TRANSLATION OF THE LETTER FROM CORONADO TO MENDOZA, AUGUST 3, 1540.[1]
The Account given by Francisco Vazquez de Coronado, Captain-General of the Force which was sent in the name of His Majesty to the newly discovered country, of what happened to the expedition after April 22 of the year MDXL, when he started forward from Culiacan, and of what he found in the country through which he passed.
Francisco Vazquez starts from Culiacan with his army, and after suffering various inconveniences on account of the badness of the way, reaches the Valley of Hearts, where he failed to find any corn, to procure which he sends to the valley called Señora. He receives an account of the important Valley of Hearts and of the people there, and of some lands lying along that coast.
On the 22d of the month of April last, I set out from the province of Culiacan with a part of the army, having made the arrangements of which I wrote to Your Lordship. Judging by the outcome, I feel sure that it was fortunate that I did not start the whole of the army ou this undertaking, because the labors have been so very great and the lack of food such that I do not believe this undertaking could have been completed before the end of this year, and that there would be a great loss of life if it should be accomplished. For, as I wrote to Your Lordship, I spent eighty days in traveling to Culiacan,[2] during which time I and the gentlemen of my company, who were horsemen, carried on our backs and on our horses a little food, in such wise that after leaving this place none of us carried any necessary effects weighing more than a pound.
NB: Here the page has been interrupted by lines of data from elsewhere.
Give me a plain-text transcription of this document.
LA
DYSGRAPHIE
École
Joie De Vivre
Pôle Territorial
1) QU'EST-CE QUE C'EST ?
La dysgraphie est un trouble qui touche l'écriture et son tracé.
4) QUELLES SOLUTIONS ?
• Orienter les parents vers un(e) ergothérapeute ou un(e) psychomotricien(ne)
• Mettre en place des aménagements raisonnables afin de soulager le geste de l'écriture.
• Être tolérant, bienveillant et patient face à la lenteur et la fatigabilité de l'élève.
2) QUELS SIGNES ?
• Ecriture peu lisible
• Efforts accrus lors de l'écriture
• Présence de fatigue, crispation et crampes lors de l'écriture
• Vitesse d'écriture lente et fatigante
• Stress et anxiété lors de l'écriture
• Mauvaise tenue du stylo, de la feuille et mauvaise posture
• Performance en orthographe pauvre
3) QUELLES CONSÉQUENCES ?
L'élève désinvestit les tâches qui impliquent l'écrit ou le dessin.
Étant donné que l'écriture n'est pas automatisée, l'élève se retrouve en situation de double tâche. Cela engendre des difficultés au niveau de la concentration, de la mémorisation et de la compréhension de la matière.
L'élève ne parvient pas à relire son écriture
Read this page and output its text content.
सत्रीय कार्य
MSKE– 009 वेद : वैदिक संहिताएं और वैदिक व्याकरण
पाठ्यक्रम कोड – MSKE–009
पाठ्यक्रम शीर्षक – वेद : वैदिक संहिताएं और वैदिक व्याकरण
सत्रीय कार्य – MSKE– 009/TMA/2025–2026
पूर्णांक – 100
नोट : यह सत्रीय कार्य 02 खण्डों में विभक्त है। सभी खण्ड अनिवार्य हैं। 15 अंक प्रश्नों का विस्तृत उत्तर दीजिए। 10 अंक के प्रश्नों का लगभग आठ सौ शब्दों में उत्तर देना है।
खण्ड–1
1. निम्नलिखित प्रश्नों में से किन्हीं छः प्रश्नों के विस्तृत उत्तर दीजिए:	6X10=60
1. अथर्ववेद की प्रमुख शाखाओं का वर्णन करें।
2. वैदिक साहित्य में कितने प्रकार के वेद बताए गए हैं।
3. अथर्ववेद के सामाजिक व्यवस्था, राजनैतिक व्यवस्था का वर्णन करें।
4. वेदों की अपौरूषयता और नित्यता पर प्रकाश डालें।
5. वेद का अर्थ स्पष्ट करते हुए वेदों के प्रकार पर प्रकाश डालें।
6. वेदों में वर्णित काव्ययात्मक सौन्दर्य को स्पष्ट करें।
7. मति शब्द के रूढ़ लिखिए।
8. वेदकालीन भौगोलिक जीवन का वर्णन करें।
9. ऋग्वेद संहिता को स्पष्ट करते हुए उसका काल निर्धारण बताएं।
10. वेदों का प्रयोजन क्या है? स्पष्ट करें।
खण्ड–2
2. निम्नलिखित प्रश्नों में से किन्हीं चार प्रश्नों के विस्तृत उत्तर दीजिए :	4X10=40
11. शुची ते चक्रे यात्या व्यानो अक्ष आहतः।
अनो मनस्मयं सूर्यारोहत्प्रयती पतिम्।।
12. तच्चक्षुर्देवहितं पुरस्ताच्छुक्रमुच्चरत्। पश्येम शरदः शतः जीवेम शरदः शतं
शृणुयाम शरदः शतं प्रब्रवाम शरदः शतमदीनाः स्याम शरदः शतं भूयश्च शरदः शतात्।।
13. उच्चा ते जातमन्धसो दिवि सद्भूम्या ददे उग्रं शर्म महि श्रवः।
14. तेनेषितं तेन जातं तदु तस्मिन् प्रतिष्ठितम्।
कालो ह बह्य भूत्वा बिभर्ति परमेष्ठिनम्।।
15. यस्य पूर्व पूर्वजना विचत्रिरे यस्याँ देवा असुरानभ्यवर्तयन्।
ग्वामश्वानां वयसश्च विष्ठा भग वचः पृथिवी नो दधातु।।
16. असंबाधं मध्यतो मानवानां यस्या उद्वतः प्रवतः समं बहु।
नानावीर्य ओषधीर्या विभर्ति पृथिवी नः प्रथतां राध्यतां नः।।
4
For all this, and although we took all possible care and forethought of the small supply of provisions which we carried, it gave out. And this is not to be wondered at, because the road is rough and long, and what with our harquebuses, which had to be carried up the mountains and hills and in the passage of the rivers, the greater part of the
- ↑ Translated from the Italian version, in Ramusio's Viaggi,vol.iii, fol. 359 (ed. 1556). There is another English translation in Hakluyt's Voyages, vol. iii, p. 373 (ed. 1600). Hakluyt's translation is reprinted in Old South Leaflet, general series, No. 20. Mr Irving Babbitt, of the French department in Harvard University, has assisted in correcting some of the errors and omissions in Hakluyt's version. The proper names, excepting such as are properly translated, are spelled as in the Italian text.
- ↑ This statement is probably not correct. It may be due to a blunder hy Ramusio in translating from the original text. See note on page 382. Eighty days (see pp. 584, 572) would be nearly the time which Coronado probably spent on the journey from Culiacan to Cibola, and this interpretation would render the rest of the sentence muoh more intelligible.